C'est exactement comme pour les particuliers. Après des années d'argent magique, emprunter devient coûteux. Les taux d'emprunt à dix ans auxquels la France se finance sont remontés bien plus vite que ne le prévoyait le gouvernement. Ils ont dépassé les 3% en fin d'année dernière. Et aujourd'hui encore, ils oscillent autour de 3%. Bercy table sur un taux qui se rapproche de 3,4% dans la seconde partie de l'année.
Il n'empêche, cette progression amène le gouvernement à revoir ses prévisions. Le ministère de l'Economie tablait dans sa dernière loi de programmation des finances publiques, sur une charge de la dette estimée à 60,6 milliards d'euros, fin 2027. Ses nouvelles estimations seraient plutôt au-delà de 70 milliards d'euros à la même échéance... Soit un delta supplémentaire d'au moins 10 milliards d'euros.

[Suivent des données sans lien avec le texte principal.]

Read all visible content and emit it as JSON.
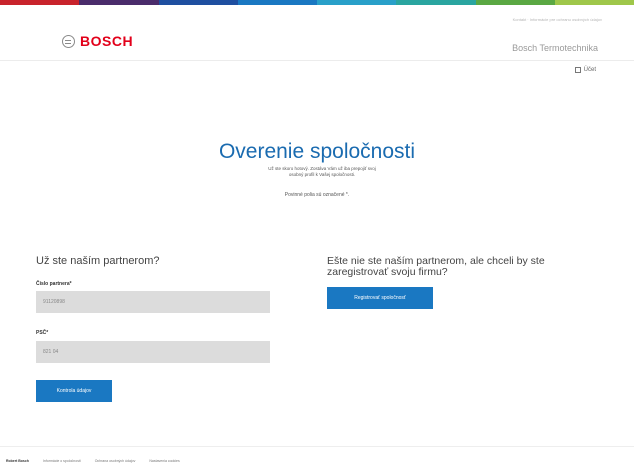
{
  "topbar_colors": [
    "#c8232c",
    "#4a2c6b",
    "#1f4fa0",
    "#1a78c2",
    "#29a0c9",
    "#2aa5a0",
    "#5aa843",
    "#9fc74a"
  ],
  "header": {
    "utility_links": "Kontakt · Informácie pre ochranu osobných údajov",
    "logo_text": "BOSCH",
    "brand_sub": "Bosch Termotechnika",
    "login_label": "Účet"
  },
  "main": {
    "title": "Overenie spoločnosti",
    "intro": "Už ste skoro hotový. Zostáva Vám už iba prepojiť svoj osobný profil k Vašej spoločnosti.",
    "required_note": "Povinné polia sú označené *."
  },
  "left": {
    "heading": "Už ste naším partnerom?",
    "partner_label": "Číslo partnera*",
    "partner_value": "91120898",
    "psc_label": "PSČ*",
    "psc_value": "821 04",
    "verify_button": "Kontrola údajov"
  },
  "right": {
    "heading": "Ešte nie ste naším partnerom, ale chceli by ste zaregistrovať svoju firmu?",
    "register_button": "Registrovať spoločnosť"
  },
  "footer": {
    "brand": "Robert Bosch",
    "links": [
      "Informácie o spoločnosti",
      "Ochrana osobných údajov",
      "Nastavenia cookies"
    ]
  }
}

Voire plus.
L'envolée des taux d'emprunt
« C'est simple : un point d'intérêt en plus sur la dette française, à horizon 2027, c'est quinze milliards d'euros de charge supplémentaire sur la dette publique », a expliqué, ce matin, Bruno Le Maire, le ministre de l'Economie.
Surtout, ces nouveaux taux d'intérêt alourdissent la facture à mesure que l'ancienne dette, - qui ne coûtait presque rien-, est remboursée, et remplacée par une dette contractée à des conditions très onéreuses.
Résultat : la charge de la dette, selon la comptabilité de Maastricht, devrait passer de presque 42 milliards d'euros l'an dernier à 70 milliards à horizon 2027. Soit 30 milliards d'euros de dépenses en plus pour l'Etat.
Le contexte inflationniste, qui augmente par ailleurs les rentrées fiscales, ne suffira pas à compenser. Même les économies occasionnées par la toute récente réforme des retraites - autour de 13 milliards d'euros d'ici 2030 - qui devrait entrer en vigueur, si le calendrier est respecté, dès septembre prochain, seraient vite effacées.
Des marges de manœuvre réduites
Les marges de manœuvre du gouvernement se réduisent donc comme peau de chagrin. Et le casse-tête est tout autant économique que politique. Comment dans ces conditions financer les chantiers annoncés par le Président en matière de santé, d'éducation, de justice, pas plus tard que lundi soir. Comment payer l'embauche de magistrats ? Le remplacement des enseignants ? La fin des attentes aux urgences ? Où trouver l'argent pour rendre ces promesses élyséennes effectives ?
Jusqu'à présent, le gouvernement tablait sur un endettement à 110,9 % du produit intérieur brut, en 2027, soit peu ou prou le niveau de 2022. Comment réussir à tenir cette trajectoire avec cette nouvelle donne ? Comment faire pour revenir à un déficit public qui repasserait sous la limite européenne de 3% du PIB ? Le programme de stabilité concocté par Bercy devrait toutefois réaffirmer la volonté du gouvernement de réduire les dépenses.
Inquiétude au sommet de l'Etat
Aussi, Bruno Le Maire veut-il accélérer le désendettement de la France. Certes, la clause d'exemption à la procédure de déficit excessif de l'Europe est encore en vigueur jusqu'à la fin de l'année. Mais cette parenthèse va bientôt se refermer.
De fait, cette hausse des taux est comme une épée de Damoclès qui plane sur la France. « Claquer de l'argent pour la charge de la dette uniquement parce que les taux d'intérêt ont augmenté, je trouve que c'est autant d'argent qui pourrait aller vers les collèges, les écoles, les crèches, la décarbonation de notre économie » a regretté le ministre de l'Economie.
Au plus haut de l'exécutif, l'inquiétude se ressent. La France n'a pas de mal à trouver des investisseurs qui achètent sa dette, car le pays bénéficie d'une bonne image. « Mais le risque d'un scénario à la Grecque est toujours possible. Si on se dit que l'on se fiche des réformes, ça peut nous arriver », assure l'entourage de la Première ministre. Et d'ajouter : « C'est d'ailleurs un des éléments qui a nous conduit à tenir sur cette réforme des retraites ».